Is poor documentation holding back your sales?
By Tim Green (IT Authoring Webmaster)
No modern computer application
is so self-explanatory that it gets by without comprehensive documentation
and interactive help. This is particularly true for shareware marketed
via the Internet, where direct contact with the customer is either
impossible or too expensive.
Good help cuts costs and
boosts sales
It’s a myth that users don’t read the help. Maybe the ones that
drive your hotline nuts don’t, but the majority do. If they didn’t
your support staff would have to deal with every single user on
an ongoing basis. Everything you fail to explain in the help will
cost you in support. Not just once but every day of every week of
every year.
Users like a program that’s easy to understand. Instead of hitting
Uninstall they buy it and use it. That’s why good, professional
online help generates much more money than it costs -- it boosts
sales and radically reduces your support overheads.
Good help enhances your
image
The online help is the interface between you and your user. If
it’s frustrating, incomprehensible or fails to include the necessary
information the user is going to have a low opinion of you. By the
same token, good online help makes the user think, "Wow, these
people are really taking the trouble to tell me what I need to know!"
Good help radically enhances the usability of your application and
the impression it creates -- and a bad first impression is almost
impossible to correct.
Why programmers shouldn’t
write the help (on their own)
For programmers, writing the help is normally an unwelcome chore
that they want to put behind them as quickly as possible. Also,
most of them write documentation designed for other programmers.
That’s fine if your product is a C++ compiler, but most normal mortals
start foaming at the mouth and climbing the walls after just a few
minutes of trying to understand what the average programmer writes.
Programmers are an expensive and valuable resource. They shouldn’t
be wasting their time and your money producing documentation that
will drive your users nuts and reduce your sales.
If you’re not Microsoft
you’d better be comprehensible
Microsoft can get away with creating frustrating and confusing
online help.
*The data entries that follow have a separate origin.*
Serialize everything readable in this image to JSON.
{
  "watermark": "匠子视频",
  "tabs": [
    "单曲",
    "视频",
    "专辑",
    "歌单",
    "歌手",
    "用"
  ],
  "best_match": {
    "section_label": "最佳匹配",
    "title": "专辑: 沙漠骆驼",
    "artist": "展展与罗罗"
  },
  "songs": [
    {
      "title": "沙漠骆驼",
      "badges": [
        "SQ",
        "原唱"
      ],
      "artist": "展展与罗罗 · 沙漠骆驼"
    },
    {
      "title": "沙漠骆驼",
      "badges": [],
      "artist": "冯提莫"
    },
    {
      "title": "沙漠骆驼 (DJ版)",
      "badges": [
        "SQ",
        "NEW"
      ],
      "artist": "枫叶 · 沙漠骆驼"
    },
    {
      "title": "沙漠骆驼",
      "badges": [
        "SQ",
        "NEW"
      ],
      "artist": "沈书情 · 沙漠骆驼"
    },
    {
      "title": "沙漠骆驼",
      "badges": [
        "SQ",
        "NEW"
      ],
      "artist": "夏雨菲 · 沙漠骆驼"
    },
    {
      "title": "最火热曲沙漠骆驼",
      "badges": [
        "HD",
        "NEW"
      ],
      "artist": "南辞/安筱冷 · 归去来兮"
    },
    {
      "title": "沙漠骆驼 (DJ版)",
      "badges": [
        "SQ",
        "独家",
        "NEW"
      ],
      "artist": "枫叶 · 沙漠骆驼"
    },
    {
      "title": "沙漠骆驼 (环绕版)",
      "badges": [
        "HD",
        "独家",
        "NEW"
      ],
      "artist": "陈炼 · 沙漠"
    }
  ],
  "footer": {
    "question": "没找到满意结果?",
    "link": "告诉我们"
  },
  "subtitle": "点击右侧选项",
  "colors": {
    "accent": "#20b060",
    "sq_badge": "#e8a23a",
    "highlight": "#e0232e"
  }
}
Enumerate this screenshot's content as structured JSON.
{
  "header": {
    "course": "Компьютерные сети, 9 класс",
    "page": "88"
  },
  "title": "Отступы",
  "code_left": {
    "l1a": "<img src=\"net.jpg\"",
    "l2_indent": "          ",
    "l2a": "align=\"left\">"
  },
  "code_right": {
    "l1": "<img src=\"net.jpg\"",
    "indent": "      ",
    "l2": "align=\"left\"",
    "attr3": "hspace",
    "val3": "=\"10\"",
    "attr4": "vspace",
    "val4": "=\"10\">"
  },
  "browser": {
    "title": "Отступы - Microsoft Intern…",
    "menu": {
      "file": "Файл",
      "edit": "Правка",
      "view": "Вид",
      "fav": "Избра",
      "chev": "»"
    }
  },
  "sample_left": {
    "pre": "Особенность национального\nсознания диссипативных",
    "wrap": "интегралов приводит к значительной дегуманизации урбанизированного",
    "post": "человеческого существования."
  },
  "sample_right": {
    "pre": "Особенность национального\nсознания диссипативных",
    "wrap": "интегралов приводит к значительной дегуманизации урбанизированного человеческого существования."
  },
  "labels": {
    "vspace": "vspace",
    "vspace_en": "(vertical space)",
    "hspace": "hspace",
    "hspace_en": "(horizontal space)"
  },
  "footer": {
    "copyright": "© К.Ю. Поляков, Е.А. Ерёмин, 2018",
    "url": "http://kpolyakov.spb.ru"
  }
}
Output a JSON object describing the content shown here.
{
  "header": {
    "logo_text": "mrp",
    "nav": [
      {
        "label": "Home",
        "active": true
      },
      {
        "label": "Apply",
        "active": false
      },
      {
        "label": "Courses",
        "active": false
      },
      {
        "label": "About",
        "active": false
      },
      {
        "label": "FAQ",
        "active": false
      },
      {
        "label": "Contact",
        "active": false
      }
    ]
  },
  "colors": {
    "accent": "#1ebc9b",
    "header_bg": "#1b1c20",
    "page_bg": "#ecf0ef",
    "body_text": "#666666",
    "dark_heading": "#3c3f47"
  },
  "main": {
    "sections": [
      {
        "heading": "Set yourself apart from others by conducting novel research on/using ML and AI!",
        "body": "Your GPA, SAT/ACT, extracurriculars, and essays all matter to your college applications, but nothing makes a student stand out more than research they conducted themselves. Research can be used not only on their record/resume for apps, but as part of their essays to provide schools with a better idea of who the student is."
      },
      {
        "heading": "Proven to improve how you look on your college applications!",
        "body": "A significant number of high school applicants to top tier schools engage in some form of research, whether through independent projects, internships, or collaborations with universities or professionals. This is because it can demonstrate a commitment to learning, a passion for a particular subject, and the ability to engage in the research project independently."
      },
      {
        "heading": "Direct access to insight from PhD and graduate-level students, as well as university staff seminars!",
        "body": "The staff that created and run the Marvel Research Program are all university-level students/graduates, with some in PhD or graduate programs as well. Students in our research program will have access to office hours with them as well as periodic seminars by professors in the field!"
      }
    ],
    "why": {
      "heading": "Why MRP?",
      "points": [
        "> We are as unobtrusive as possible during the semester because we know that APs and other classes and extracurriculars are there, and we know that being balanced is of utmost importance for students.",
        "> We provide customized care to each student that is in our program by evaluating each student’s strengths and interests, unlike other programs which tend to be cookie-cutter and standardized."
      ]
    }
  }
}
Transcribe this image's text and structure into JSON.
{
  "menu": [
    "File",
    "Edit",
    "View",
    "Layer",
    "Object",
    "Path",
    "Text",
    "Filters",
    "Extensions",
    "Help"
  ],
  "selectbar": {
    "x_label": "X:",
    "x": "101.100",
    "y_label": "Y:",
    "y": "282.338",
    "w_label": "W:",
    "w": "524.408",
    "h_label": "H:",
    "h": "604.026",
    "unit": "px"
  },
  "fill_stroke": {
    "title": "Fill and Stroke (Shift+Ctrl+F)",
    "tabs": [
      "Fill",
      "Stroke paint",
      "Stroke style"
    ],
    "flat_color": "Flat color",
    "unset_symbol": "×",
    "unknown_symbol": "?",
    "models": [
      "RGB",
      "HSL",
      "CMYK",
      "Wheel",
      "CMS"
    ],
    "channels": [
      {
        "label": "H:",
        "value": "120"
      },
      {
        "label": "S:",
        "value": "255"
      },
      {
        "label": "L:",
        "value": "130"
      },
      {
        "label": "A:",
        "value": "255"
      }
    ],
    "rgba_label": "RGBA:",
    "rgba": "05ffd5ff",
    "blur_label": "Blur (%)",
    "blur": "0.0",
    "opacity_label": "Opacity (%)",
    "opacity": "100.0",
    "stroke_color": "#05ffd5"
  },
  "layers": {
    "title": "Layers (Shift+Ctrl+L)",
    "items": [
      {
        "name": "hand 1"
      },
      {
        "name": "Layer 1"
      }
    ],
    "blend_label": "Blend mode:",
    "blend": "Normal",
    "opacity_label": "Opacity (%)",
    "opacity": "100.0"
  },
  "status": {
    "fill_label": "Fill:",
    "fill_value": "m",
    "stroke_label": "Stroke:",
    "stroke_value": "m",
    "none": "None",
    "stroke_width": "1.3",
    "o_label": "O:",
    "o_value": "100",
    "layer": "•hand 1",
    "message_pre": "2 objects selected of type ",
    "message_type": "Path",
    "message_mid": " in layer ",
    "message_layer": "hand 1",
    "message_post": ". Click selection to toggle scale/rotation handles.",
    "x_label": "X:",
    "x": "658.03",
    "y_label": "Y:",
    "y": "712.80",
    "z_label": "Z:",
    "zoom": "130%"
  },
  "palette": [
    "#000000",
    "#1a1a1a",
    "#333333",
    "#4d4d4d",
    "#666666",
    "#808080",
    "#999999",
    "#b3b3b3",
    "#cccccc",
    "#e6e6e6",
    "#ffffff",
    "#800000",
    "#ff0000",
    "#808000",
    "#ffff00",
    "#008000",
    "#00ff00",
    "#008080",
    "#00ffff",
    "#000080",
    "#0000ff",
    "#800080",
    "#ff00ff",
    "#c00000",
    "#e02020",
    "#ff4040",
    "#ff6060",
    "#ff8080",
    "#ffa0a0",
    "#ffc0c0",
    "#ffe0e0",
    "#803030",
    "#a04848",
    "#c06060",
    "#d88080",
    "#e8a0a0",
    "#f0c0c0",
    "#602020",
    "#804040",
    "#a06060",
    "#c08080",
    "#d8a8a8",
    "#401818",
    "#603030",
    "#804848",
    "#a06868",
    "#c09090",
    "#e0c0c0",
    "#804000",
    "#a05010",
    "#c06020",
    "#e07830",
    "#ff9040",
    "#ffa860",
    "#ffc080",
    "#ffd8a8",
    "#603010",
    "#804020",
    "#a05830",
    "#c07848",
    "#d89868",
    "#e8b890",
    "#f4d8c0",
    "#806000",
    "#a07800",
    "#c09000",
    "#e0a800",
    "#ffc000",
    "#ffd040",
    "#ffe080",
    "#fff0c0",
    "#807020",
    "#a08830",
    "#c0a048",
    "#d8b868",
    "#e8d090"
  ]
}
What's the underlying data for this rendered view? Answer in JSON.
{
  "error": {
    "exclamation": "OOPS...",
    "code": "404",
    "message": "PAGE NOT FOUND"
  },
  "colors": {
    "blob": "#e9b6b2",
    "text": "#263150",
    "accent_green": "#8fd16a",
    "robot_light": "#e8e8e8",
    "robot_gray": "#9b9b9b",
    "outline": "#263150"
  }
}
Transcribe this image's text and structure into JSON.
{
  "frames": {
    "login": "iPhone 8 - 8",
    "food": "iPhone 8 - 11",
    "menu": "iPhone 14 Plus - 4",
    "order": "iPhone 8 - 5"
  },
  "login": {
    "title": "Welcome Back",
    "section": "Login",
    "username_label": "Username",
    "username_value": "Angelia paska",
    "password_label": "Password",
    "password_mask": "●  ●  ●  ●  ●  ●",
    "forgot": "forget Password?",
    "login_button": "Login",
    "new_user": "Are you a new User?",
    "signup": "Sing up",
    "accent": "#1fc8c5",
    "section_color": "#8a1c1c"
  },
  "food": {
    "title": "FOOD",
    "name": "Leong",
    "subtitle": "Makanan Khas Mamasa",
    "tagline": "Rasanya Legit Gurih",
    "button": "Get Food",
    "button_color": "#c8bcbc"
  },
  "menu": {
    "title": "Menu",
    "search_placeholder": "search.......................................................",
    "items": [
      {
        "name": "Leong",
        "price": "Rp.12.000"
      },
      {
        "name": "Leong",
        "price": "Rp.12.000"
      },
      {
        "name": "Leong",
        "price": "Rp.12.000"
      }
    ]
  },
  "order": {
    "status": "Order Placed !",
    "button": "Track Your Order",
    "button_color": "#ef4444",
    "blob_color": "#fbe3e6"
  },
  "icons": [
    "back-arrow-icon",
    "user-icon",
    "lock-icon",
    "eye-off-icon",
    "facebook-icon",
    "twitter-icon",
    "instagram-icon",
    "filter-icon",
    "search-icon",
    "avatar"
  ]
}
There is a whole industry that makes an excellent living
out of explaining Microsoft’s products, so the folks in Redmond
could probably sell their applications without any help at all if
they wanted. This makes it easy to think that any software can get
by with this kind of documentation, but it just ain’t so. At least,
not unless you happen to have your own support industry.
The myth of the pros who
don’t need help
Producers of professional-grade applications sometimes assume that
anyone who uses their programs will be so computer-literate that
they don’t need much explanation. Big mistake. Working pros don’t
have the time or the inclination to spend a lot of time figuring
things out for themselves. They want to concentrate on their work,
and they are very single-pointed in their interests. I often encounter
pros who are magicians in applications like Cinema4D or Photoshop,
but who know nothing at all about their computer’s operating system,
for example. Help aimed at this audience should be just as clear,
supportive and informative as the documentation for neophytes.